Michael Allen is a community partnership specialist at Fort Sumter National Monument in South Carolina, where the war began. When he started as a ranger 30 years ago, African-American visitors were few and far between. No memorabilia reflected their specific history and exhibits didn’t deal with the role of antebellum blacks in building the Southern economy.

“Take into account all of that and then add in the surprise visitors had when they saw me,” said Allen, who is African-American. “They would ask me questions like, ‘What do you have to do with this?’ or ask what version of the story would I be telling, North or South.”

After the congressional order, historians from around the country were invited to Charleston and met with park service officials to come up with an action plan. Now Sumter’s gift shop has books about black soldiers and the role of African-Americans in the development of the low-country in addition to Confederate paraphernalia. Allen said he has noticed an uptick in the number of African-Americans attending the park. And he rarely gets questions any more about his presence.

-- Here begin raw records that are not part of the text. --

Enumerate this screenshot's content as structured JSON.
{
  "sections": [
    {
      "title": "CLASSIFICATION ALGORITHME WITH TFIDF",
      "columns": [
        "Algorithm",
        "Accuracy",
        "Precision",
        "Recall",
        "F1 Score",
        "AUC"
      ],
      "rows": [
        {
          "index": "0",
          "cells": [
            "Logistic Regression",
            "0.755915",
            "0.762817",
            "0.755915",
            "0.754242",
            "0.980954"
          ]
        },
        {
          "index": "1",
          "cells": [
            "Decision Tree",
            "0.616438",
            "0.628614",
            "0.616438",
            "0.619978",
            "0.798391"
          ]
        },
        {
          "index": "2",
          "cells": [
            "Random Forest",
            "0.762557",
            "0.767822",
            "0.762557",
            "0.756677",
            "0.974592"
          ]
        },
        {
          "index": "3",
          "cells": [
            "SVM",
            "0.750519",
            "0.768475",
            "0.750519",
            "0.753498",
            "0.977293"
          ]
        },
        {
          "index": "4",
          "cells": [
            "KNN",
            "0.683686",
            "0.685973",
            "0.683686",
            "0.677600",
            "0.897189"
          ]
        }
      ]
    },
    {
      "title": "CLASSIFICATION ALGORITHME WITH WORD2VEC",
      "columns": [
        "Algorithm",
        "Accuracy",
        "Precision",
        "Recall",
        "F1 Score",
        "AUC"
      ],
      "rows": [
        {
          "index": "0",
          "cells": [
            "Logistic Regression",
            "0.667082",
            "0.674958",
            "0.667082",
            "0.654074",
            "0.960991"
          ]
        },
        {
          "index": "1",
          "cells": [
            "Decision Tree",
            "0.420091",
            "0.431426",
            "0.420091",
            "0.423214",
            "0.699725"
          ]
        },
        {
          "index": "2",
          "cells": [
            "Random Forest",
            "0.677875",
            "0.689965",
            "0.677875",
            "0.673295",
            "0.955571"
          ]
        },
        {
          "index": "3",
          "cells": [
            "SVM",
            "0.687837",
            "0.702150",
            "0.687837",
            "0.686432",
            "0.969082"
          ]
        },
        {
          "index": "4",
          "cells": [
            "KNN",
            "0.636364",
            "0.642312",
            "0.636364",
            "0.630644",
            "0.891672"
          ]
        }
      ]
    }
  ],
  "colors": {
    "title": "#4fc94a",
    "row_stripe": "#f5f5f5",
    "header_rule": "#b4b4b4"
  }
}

“But this is still a work in progress,” he said.

A national model?

Bond came to Kennesaw in 2009. The park’s museum had already begun to alter its displays, adding to the collection of Confederate and Union uniforms, flags and artillery, brief mentions of human chattel and the role blacks played in the war effort.

For example, slaves were forced to construct fences used by Confederate soldiers at Kennesaw, and black soldiers built similar defenses for Union troops, Bond said. Black women served as nurses in Union hospitals and sometimes as cooks for black units. Some black Union troops were killed removing casualties after the Kennesaw assault.

None of this was bringing in more African-Americans.

So Bond worked with Hermina Glass Avery, associate director of the Center for the Study of the Civil War Era at Kennesaw State University, to sponsor focus groups that would gauge African-American attitudes about the war.

Conducted last spring and summer by Avery in conjunction with metro community groups, the results surprised neither Bond nor Avery. Most respondents said they were aware that black soldiers fought in the war and that slavery was one cause of it, but that connection felt abstract at the park. One participant said simply: “Tell our story and we will come.”

Bond presented the results this year at a gathering of battlefield park directors. David Vela, Southeast Regional Director for the park service, said the report was groundbreaking for the department. Instead of park staff researching and developing exhibits in isolation, this time it asked a target audience what it wanted to see.

“It’s a model we’re interested in engaging on a national level,” Vela said. “Will it offend somebody because we’re dealing with it? Possibly. But we have to do it. It’s about relevance. How are national parks relevant to everyone?”

At the end of the month, Kennesaw battlefield plans to bring in re-enactors of the United States Colored Troops 54th Massachusetts regiment, whose real-life members were the subject of the film “Glory.” A new park welcome video is in the works that will, in part, address the fraught legacy. As the 150th anniversary of war plays out over the next four years, Kennesaw and others will have to find ways to tell various sides of a story that still reverberates.

“This is a sensitive journey, and we’re cognizant of that,” Allen said. “But the hope is that it will prompt conversations we’ve long avoided having.”